Les pays riches se comportent au grand mépris des enseignements édictés par John Locke dans l’Angleterre du XVIIe siècle, en s’appropriant terres et ressources mondiales pour y produire de la nourriture qui sera jetée. Si l’on s’en tenait aux enseignements du philosophe, le droit de posséder la terre et la nourriture qui en découle devrait leur être retiré.

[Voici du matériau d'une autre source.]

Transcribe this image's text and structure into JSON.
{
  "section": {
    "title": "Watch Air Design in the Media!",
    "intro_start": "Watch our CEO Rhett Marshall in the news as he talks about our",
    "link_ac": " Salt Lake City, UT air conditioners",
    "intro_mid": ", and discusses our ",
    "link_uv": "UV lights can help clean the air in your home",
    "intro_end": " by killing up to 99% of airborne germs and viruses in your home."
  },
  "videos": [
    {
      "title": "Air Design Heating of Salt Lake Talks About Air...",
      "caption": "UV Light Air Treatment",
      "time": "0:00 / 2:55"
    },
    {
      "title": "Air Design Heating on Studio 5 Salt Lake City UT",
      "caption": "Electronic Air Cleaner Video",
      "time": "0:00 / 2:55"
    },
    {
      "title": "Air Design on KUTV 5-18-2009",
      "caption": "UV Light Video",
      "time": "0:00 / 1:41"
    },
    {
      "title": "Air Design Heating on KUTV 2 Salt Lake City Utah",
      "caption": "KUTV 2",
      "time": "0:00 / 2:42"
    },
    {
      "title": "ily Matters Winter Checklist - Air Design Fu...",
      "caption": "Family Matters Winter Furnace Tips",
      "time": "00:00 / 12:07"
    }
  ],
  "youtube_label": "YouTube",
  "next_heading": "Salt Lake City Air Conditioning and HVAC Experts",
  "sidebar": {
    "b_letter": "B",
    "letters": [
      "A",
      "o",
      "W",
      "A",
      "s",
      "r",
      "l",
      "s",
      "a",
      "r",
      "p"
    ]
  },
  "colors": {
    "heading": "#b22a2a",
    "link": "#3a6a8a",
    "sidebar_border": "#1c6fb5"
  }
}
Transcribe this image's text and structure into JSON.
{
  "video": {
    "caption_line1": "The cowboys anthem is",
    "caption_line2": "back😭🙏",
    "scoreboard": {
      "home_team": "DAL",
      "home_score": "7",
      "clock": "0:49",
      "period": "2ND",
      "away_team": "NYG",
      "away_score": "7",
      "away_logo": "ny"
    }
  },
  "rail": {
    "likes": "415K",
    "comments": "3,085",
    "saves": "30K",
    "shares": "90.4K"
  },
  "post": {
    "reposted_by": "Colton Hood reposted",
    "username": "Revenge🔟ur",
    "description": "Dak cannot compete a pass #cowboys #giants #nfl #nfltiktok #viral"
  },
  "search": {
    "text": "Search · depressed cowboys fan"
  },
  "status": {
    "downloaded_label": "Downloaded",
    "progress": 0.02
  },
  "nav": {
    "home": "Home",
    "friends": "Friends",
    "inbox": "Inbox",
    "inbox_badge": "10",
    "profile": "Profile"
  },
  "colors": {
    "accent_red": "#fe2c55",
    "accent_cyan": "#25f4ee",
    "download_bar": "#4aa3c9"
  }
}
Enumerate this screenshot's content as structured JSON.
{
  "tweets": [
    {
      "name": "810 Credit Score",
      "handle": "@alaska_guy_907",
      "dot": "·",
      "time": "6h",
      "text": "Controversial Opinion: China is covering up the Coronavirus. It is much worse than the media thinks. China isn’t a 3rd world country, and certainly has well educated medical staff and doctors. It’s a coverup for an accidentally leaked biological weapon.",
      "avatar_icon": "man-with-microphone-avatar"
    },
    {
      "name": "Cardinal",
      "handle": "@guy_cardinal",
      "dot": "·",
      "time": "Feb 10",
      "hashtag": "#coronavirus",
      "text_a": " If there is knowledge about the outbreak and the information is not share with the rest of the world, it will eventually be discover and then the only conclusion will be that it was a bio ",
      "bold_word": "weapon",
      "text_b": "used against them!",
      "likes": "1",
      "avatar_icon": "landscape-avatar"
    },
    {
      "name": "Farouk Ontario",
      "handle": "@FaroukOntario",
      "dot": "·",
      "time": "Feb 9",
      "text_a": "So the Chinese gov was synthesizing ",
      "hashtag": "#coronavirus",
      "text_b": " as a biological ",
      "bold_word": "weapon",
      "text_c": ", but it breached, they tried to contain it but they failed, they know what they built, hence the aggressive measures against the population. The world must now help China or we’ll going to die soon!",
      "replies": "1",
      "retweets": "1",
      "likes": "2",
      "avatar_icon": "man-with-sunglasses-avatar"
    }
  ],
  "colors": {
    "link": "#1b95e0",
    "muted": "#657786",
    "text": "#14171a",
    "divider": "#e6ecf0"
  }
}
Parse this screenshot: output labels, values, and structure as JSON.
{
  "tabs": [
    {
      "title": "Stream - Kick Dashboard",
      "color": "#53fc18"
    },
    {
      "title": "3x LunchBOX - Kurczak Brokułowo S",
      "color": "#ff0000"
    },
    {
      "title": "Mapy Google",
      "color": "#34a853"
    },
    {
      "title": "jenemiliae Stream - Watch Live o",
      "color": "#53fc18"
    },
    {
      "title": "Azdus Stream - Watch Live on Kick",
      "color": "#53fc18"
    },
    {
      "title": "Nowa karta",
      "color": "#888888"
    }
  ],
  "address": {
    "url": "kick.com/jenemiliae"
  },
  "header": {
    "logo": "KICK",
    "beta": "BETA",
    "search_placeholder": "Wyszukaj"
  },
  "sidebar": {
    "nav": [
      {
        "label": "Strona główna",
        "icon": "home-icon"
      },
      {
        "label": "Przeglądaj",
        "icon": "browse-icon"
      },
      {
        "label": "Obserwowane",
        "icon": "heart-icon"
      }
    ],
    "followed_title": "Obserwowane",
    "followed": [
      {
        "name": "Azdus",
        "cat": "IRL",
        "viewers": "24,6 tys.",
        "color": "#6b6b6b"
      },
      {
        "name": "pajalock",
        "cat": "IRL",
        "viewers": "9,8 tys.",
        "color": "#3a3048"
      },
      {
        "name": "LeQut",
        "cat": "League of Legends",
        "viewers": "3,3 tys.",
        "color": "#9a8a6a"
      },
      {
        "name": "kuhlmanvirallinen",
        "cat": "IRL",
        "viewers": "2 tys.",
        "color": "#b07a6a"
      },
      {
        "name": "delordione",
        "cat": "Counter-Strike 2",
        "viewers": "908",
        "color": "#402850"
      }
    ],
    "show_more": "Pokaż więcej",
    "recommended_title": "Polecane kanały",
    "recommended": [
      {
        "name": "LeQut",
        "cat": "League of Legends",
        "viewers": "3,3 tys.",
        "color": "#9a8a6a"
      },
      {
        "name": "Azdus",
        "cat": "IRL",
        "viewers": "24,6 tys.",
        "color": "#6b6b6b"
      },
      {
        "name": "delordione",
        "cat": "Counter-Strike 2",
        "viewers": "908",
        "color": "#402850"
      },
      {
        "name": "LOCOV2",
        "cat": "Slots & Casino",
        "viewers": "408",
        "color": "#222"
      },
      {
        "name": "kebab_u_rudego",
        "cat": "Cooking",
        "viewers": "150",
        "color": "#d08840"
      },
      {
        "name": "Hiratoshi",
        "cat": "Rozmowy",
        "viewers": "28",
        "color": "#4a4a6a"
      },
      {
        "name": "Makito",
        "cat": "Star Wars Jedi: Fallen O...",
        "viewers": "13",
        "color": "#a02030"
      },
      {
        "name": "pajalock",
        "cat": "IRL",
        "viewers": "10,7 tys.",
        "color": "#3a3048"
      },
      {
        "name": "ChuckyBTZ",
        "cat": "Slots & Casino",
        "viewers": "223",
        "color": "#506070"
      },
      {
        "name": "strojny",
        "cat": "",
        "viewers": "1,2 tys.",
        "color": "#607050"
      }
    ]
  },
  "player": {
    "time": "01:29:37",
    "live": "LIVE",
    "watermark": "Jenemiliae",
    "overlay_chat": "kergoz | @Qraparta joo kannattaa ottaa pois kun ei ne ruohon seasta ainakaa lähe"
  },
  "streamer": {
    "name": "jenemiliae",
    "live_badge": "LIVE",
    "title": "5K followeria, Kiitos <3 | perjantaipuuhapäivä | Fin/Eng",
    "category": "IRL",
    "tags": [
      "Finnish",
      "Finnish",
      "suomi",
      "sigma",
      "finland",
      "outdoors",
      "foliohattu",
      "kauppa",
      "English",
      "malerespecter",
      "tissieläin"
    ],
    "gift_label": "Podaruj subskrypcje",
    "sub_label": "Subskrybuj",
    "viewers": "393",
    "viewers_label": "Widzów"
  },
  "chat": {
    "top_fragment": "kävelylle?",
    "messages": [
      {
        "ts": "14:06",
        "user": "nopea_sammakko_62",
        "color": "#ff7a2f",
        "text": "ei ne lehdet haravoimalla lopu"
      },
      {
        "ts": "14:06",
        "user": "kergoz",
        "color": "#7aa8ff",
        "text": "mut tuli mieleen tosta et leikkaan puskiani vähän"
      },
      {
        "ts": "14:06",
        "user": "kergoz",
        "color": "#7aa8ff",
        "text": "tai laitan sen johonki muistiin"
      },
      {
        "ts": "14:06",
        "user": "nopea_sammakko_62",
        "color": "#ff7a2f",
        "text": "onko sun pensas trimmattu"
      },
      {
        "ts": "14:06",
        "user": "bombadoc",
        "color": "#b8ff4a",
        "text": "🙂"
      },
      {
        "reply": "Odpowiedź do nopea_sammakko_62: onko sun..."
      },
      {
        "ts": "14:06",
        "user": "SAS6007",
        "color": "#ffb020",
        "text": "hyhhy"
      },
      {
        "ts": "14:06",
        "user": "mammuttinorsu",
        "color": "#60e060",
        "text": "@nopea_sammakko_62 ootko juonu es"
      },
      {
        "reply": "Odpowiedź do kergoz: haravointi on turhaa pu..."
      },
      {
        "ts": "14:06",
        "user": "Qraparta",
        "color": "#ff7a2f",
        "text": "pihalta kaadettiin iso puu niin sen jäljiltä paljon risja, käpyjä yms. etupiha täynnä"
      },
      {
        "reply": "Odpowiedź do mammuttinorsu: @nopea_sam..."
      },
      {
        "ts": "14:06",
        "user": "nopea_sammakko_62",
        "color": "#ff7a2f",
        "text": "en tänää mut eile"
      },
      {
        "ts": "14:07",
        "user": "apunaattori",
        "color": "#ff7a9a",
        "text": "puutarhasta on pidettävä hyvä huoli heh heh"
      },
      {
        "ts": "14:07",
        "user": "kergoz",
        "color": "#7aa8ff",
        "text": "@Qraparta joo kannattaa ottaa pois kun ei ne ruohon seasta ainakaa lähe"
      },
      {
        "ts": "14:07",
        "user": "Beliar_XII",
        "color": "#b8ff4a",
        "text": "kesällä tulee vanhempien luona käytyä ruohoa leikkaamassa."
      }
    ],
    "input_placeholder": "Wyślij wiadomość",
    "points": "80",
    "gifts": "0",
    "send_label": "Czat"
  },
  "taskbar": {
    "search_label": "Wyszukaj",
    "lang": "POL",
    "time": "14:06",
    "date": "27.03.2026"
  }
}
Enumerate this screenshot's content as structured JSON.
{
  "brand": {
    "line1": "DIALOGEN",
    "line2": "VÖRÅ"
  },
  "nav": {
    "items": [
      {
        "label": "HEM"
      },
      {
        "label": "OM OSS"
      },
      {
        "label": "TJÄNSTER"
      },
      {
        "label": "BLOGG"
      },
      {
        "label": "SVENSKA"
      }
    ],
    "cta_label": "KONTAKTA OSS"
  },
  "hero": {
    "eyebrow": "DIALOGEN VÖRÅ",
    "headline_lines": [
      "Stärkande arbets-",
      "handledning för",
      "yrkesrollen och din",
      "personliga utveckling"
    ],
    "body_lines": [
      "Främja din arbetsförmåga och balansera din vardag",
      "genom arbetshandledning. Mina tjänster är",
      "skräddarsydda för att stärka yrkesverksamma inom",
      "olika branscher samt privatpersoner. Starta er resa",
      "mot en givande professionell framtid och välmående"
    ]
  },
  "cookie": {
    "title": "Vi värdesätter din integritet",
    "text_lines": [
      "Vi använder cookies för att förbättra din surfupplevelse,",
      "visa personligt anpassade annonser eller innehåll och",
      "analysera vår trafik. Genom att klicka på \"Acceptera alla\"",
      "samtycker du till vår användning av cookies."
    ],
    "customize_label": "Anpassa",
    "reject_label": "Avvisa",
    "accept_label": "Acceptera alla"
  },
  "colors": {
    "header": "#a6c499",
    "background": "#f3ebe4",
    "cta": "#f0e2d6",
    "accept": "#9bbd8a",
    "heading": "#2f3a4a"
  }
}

Une récente enquête réalisée en Australie relevait que 60% des Australiens se sentaient coupables d’acheter et de gaspiller des produits alimentaires, alors que seuls 14% ressentaient peu, voire pas du tout, cette culpabilité. Plutôt que de pointer du doigt les responsables, nous devrions être enthousiastes à l’idée de limiter notre empreinte environnementale tout en réduisant nos stocks alimentaires. C’est ce message que j’essaie de partager à travers le monde, et récemment à Paris lors de la grande soirée de lutte contre le gaspillage organisée par les «Up conférences» du Groupe SOS. C’est un réel soulagement de pouvoir peser sur la vie des plus pauvres et de soulager notre écosystème en achetant tout simplement ce dont nous avons besoin, et en mangeant tout ce que nous achetons.
(1) «Global gâchis», éd. Rue de l’échiquier, juin 2013.